Originally Published by CTV News Vancouver Island, July 3, 2015
In an unprecedented move, the B.C. government has issued a level four drought rating for all of Vancouver Island and the Gulf Islands amid soaring temperatures, extremely dry conditions and low flows.
It’s the highest drought rating possible, and the first time a level four rating has been issued since the province started declaring drought levels in 2010.
The province has also suspended sport fishing in streams and rivers for all of southern Vancouver Island and the Gulf Islands, effective July 4, as unseasonably low water levels and warming temperatures put fish stocks in jeopardy.
Salmon in particular need space to be able to accelerate over small waterfalls while returning up-river, and could die if temperatures continue to climb, according to conservation experts.
The fishing ban applies to rivers and streams south of Bamfield on the west coast of the Island, and south of Campbell River on the east coast.
Some of the major rivers affected include the Englishman, Chemainus, Cowichan and Puntledge.
Only the Qualicum and Quinsam rivers are exempt from the closure, because they have enough deep pockets of water for fish.
Earlier this week, BC Hydro reported four of its watersheds on the Island are running at about 15 per cent of their capacity to try to conserve water.
“It’s really a tenuous situation. We’ve never been in this situation in 52 years,” spokesman Stephen Watson said.
According to B.C.’s River Forecast Centre, level four drought conditions mean an area’s water supply is “insufficient to meet socio-economic and ecosystem needs,” and municipalities are encouraging residents to reduce their water use by as much as they can.
In Comox Valley, which recently bumped up water restrictions to stage three, that means residents can’t use automatic or manual sprinklers, fill pools or hot tubs or use power-washers while the restrictions remain in place.

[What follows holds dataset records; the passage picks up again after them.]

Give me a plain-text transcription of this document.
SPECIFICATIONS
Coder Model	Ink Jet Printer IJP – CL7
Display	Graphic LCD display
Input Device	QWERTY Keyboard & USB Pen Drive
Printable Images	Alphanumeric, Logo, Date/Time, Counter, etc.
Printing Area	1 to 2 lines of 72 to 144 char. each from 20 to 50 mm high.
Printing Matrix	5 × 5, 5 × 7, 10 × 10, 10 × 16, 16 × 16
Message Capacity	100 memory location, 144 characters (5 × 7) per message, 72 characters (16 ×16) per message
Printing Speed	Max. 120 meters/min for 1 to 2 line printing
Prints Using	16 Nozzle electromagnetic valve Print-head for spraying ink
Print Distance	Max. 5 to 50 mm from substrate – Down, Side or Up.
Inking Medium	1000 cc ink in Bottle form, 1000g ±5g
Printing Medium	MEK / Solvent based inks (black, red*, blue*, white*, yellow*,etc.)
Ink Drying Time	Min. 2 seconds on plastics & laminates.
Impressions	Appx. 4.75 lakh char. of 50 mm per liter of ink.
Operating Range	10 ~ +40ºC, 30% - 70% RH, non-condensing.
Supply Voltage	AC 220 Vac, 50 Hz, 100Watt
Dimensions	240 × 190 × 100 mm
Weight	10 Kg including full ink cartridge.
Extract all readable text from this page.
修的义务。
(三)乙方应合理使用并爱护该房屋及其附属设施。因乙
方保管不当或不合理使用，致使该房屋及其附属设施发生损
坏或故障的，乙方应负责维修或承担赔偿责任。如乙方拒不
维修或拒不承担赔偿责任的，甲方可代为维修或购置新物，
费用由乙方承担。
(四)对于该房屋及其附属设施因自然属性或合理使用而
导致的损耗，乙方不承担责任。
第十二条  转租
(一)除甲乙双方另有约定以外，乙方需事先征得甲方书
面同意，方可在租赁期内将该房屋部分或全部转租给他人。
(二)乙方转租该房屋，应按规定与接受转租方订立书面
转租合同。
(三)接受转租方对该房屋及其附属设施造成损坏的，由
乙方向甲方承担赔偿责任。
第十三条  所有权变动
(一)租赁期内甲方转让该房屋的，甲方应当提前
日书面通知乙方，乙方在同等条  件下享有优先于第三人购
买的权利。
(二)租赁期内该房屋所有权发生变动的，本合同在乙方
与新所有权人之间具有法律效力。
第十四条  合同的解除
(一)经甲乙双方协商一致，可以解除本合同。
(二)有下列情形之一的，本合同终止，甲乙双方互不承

Various water restrictions are also in place in most municipalities including Nanaimo, Port Alberni, Campbell River, Saanich, Cowichan Valley and all of the Capital Regional District.
Farmers across all of Vancouver Island have speculated that crops could dry up if a more sweeping water ban is issued.
The government said it could take further steps, including the temporary suspension of short-term water approvals or water licenses in affected watersheds, if necessary.